Les parents sont-ils réceptifs à l’analyse ?

De plus en plus de parents, toutes classes confondues, consultent, notamment sur les conseils de l’école. Leur préoccupation est réelle, ils se mobilisent, ils font la démarche de voir un psychanalyste. Son rôle consiste alors à les aider à entendre la demande de leur enfant, à se repositionner dans leur relation à lui, mais aussi à prendre conscience de leurs difficultés et conflits psychiques liés à leur propre enfance, lesquels rejaillissent souvent dans l’éducation. On ne naît pas parent, on le devient. C’est un métier difficile. Devenir père ou mère est un moment de bascule, qui nous confronte à une réactivation inconsciente de la dynamique parents-enfants que l’on a soi-même vécue.
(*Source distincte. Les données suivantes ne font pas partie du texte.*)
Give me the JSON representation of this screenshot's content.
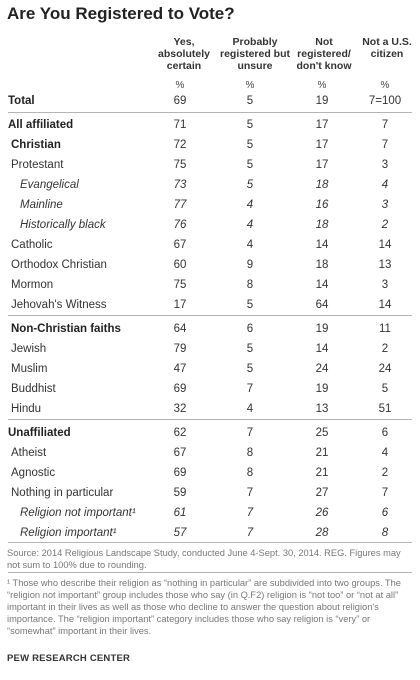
{
  "title": "Are You Registered to Vote?",
  "columns": [
    "Yes,\nabsolutely\ncertain",
    "Probably\nregistered but\nunsure",
    "Not\nregistered/\ndon't know",
    "Not a U.S.\ncitizen"
  ],
  "unit": "%",
  "rows": [
    {
      "label": "Total",
      "values": [
        "69",
        "5",
        "19",
        "7=100"
      ],
      "style": "bold",
      "indent": 0
    },
    {
      "label": "All affiliated",
      "values": [
        "71",
        "5",
        "17",
        "7"
      ],
      "style": "bold",
      "indent": 0
    },
    {
      "label": "Christian",
      "values": [
        "72",
        "5",
        "17",
        "7"
      ],
      "style": "bold",
      "indent": 1
    },
    {
      "label": "Protestant",
      "values": [
        "75",
        "5",
        "17",
        "3"
      ],
      "style": "normal",
      "indent": 1
    },
    {
      "label": "Evangelical",
      "values": [
        "73",
        "5",
        "18",
        "4"
      ],
      "style": "italic",
      "indent": 2
    },
    {
      "label": "Mainline",
      "values": [
        "77",
        "4",
        "16",
        "3"
      ],
      "style": "italic",
      "indent": 2
    },
    {
      "label": "Historically black",
      "values": [
        "76",
        "4",
        "18",
        "2"
      ],
      "style": "italic",
      "indent": 2
    },
    {
      "label": "Catholic",
      "values": [
        "67",
        "4",
        "14",
        "14"
      ],
      "style": "normal",
      "indent": 1
    },
    {
      "label": "Orthodox Christian",
      "values": [
        "60",
        "9",
        "18",
        "13"
      ],
      "style": "normal",
      "indent": 1
    },
    {
      "label": "Mormon",
      "values": [
        "75",
        "8",
        "14",
        "3"
      ],
      "style": "normal",
      "indent": 1
    },
    {
      "label": "Jehovah's Witness",
      "values": [
        "17",
        "5",
        "64",
        "14"
      ],
      "style": "normal",
      "indent": 1
    },
    {
      "label": "Non-Christian faiths",
      "values": [
        "64",
        "6",
        "19",
        "11"
      ],
      "style": "bold",
      "indent": 1
    },
    {
      "label": "Jewish",
      "values": [
        "79",
        "5",
        "14",
        "2"
      ],
      "style": "normal",
      "indent": 1
    },
    {
      "label": "Muslim",
      "values": [
        "47",
        "5",
        "24",
        "24"
      ],
      "style": "normal",
      "indent": 1
    },
    {
      "label": "Buddhist",
      "values": [
        "69",
        "7",
        "19",
        "5"
      ],
      "style": "normal",
      "indent": 1
    },
    {
      "label": "Hindu",
      "values": [
        "32",
        "4",
        "13",
        "51"
      ],
      "style": "normal",
      "indent": 1
    },
    {
      "label": "Unaffiliated",
      "values": [
        "62",
        "7",
        "25",
        "6"
      ],
      "style": "bold",
      "indent": 0
    },
    {
      "label": "Atheist",
      "values": [
        "67",
        "8",
        "21",
        "4"
      ],
      "style": "normal",
      "indent": 1
    },
    {
      "label": "Agnostic",
      "values": [
        "69",
        "8",
        "21",
        "2"
      ],
      "style": "normal",
      "indent": 1
    },
    {
      "label": "Nothing in particular",
      "values": [
        "59",
        "7",
        "27",
        "7"
      ],
      "style": "normal",
      "indent": 1
    },
    {
      "label": "Religion not important¹",
      "values": [
        "61",
        "7",
        "26",
        "6"
      ],
      "style": "italic",
      "indent": 2
    },
    {
      "label": "Religion important¹",
      "values": [
        "57",
        "7",
        "28",
        "8"
      ],
      "style": "italic",
      "indent": 2
    }
  ],
  "source": "Source: 2014 Religious Landscape Study, conducted June 4-Sept. 30, 2014. REG. Figures may not sum to 100% due to rounding.",
  "footnote": "¹ Those who describe their religion as “nothing in particular” are subdivided into two groups. The “religion not important” group includes those who say (in Q.F2) religion is “not too” or “not at all” important in their lives as well as those who decline to answer the question about religion's importance. The “religion important” category includes those who say religion is “very” or “somewhat” important in their lives.",
  "brand": "PEW RESEARCH CENTER"
}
Qu’en est-il de la famille ?

Son poids est très important. Toute la famille s’érige en éducateur en Tunisie. Grands-parents, oncles et tantes imposent leurs conceptions et règles d’éducation aux enfants. Bien souvent, la parole des parents s’efface devant celle de la famille et se range de son côté, même s’ils ne sont pas d’accord. L’enfant comprend alors que ses parents sont soumis à la communauté et ne sait plus s’il peut se fier totalement à eux, si leur parole est solide. La tradition impose de maintenir les aînés dans une position de toute-puissance. Ils aliènent leurs enfants par une attitude et un discours sacrificiels. En contrepartie, ceux-ci doivent faire acte d’obéissance, ce qui parfois confine à la servitude, sous peine de se voir retirer la protection symbolique, la bénédiction, et d’éprouver une culpabilité insurmontable liée à l’ingratitude dont on les accuse. C’est la logique de la dette qui prévaut aux relations parents-enfants : « Nous nous sommes sacrifiés, tu nous dois obéissance. » Ce lien est soumis au régime du devoir, de la dette et de la culpabilité. Dans ce contexte, il y a peu de place pour une pensée émancipée et adulte.
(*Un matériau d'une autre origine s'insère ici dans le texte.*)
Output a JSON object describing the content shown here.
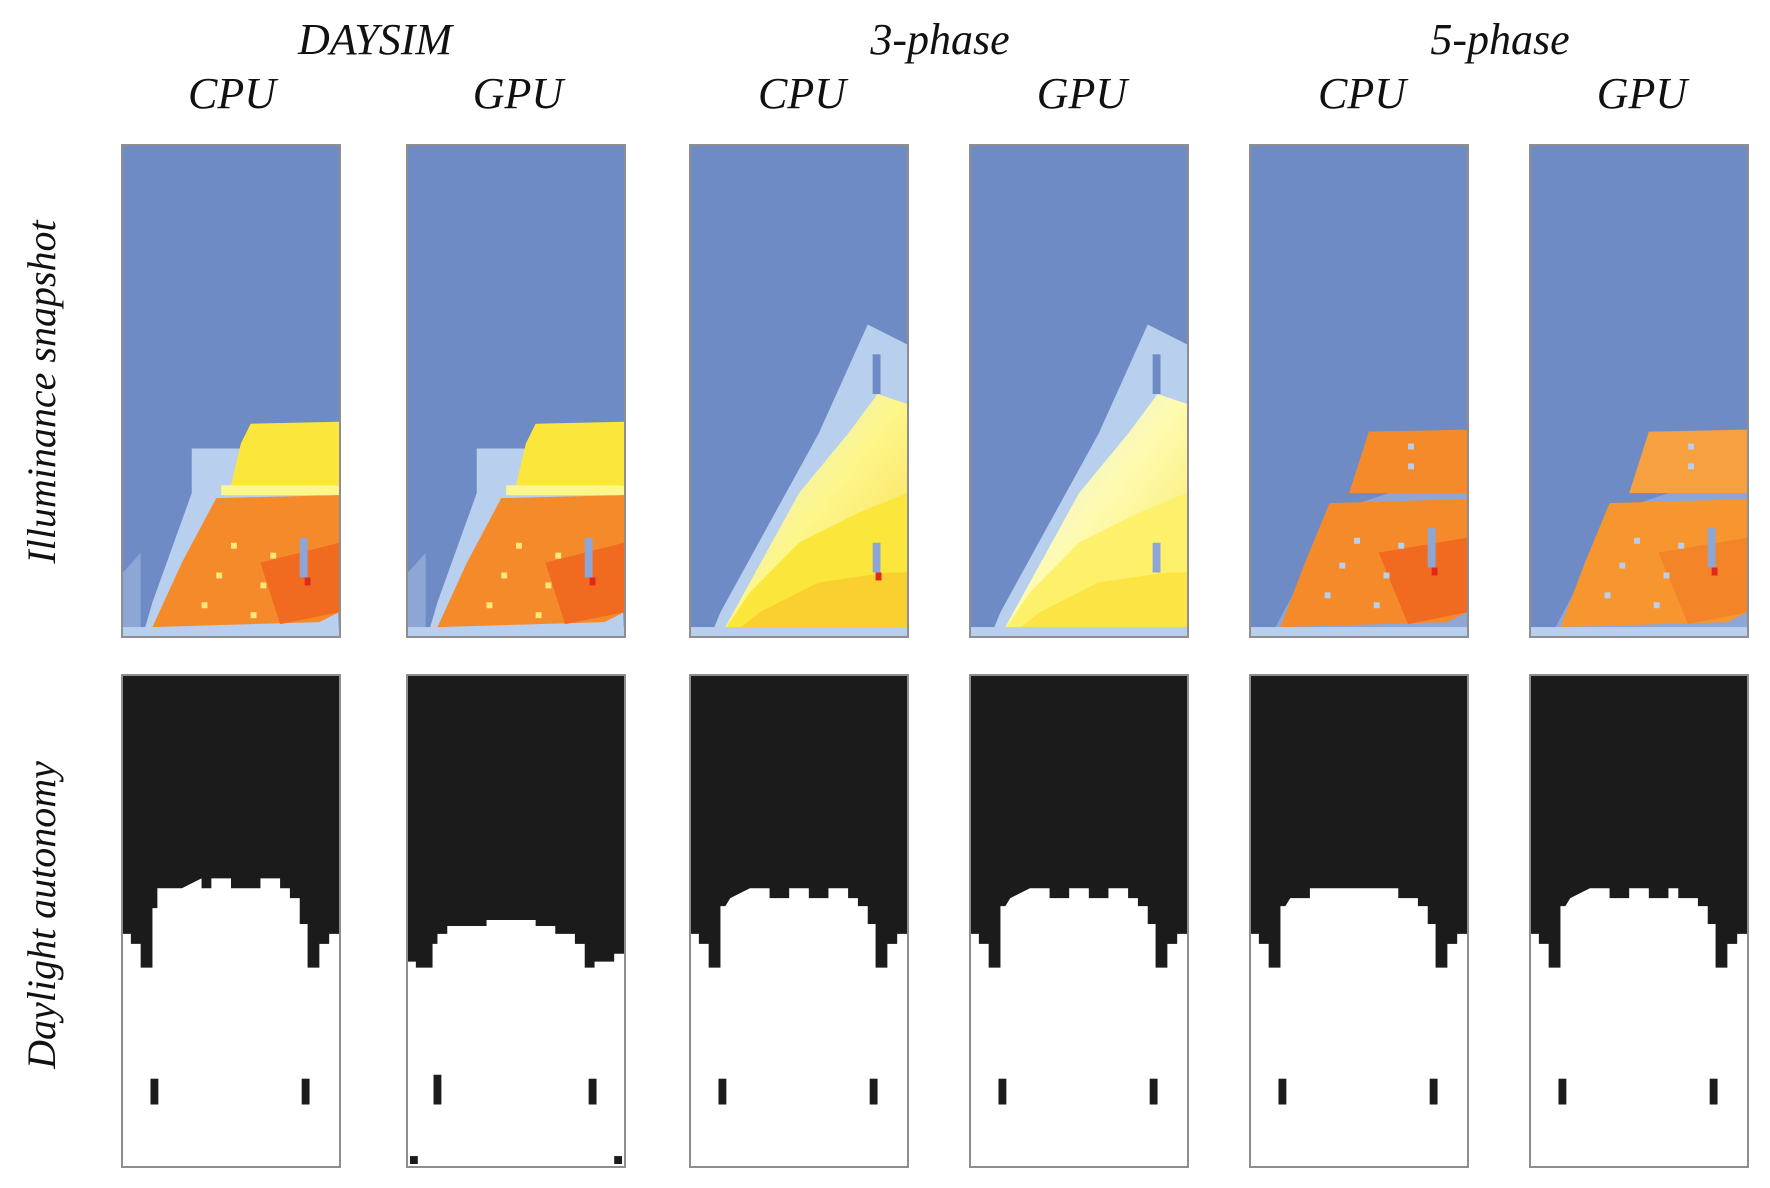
{
  "groups": [
    {
      "id": "daysim",
      "title": "DAYSIM"
    },
    {
      "id": "three_phase",
      "title": "3-phase"
    },
    {
      "id": "five_phase",
      "title": "5-phase"
    }
  ],
  "columns": [
    {
      "id": "daysim-cpu",
      "label": "CPU"
    },
    {
      "id": "daysim-gpu",
      "label": "GPU"
    },
    {
      "id": "three-phase-cpu",
      "label": "CPU"
    },
    {
      "id": "three-phase-gpu",
      "label": "GPU"
    },
    {
      "id": "five-phase-cpu",
      "label": "CPU"
    },
    {
      "id": "five-phase-gpu",
      "label": "GPU"
    }
  ],
  "rows": [
    {
      "id": "illuminance",
      "label": "Illuminance snapshot"
    },
    {
      "id": "autonomy",
      "label": "Daylight autonomy"
    }
  ],
  "colors": {
    "background_blue": "#6e8bc5",
    "light_blue": "#b8cfee",
    "yellow": "#fbe63c",
    "pale_yellow": "#fdf68a",
    "orange": "#f58a2a",
    "deep_orange": "#f06a20",
    "red": "#e0281c",
    "black": "#1b1b1b",
    "white": "#ffffff",
    "frame": "#8e8e8e"
  }
}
Quelle place occupe la parole dans ce lien ?

La parole y est souvent absente. Pourtant, mettre des mots sur un ressenti apaise. Ce ne sont pas les mots qui sont dangereux mais leur absence, car le silence fait flamber l’imaginaire. Les pères, en Tunisie, ont la fâcheuse habitude de communiquer avec leurs enfants en donnant des ordres, ou parfois en restant silencieux. Comme si parler risquait de leur faire perdre leur autorité, qui ne serait garantie que par le maintien d’une mystérieuse figure paternelle indéchiffrable. Ils ne semblent tirer leur légitimité que de la mise à distance, parfois de la terreur qu’ils font régner dans leur famille, du silence dont ils se drapent, ou en adoptant, par principe, une posture peu engageante. Or, le discours d’un adulte est ce sur quoi s’appuie un enfant pour avancer dans son propre accomplissement : se reconnaître dans ce discours, c’est pouvoir compter dessus, et se sentir à son tour responsable de sa propre parole – une parole qui engage et permet de devenir un citoyen responsable. Si le parent ne se sent pas responsable de ses mots, si dire ne l’engage pas dans ses actes, alors l’enfant se trouve orphelin d’un interlocuteur digne de confiance. Il est ainsi confronté à un discours vide, qui trahit. Cette confiance dans le langage et la parole donnée ne constitue-t-elle pas le socle indispensable à une démocratie ?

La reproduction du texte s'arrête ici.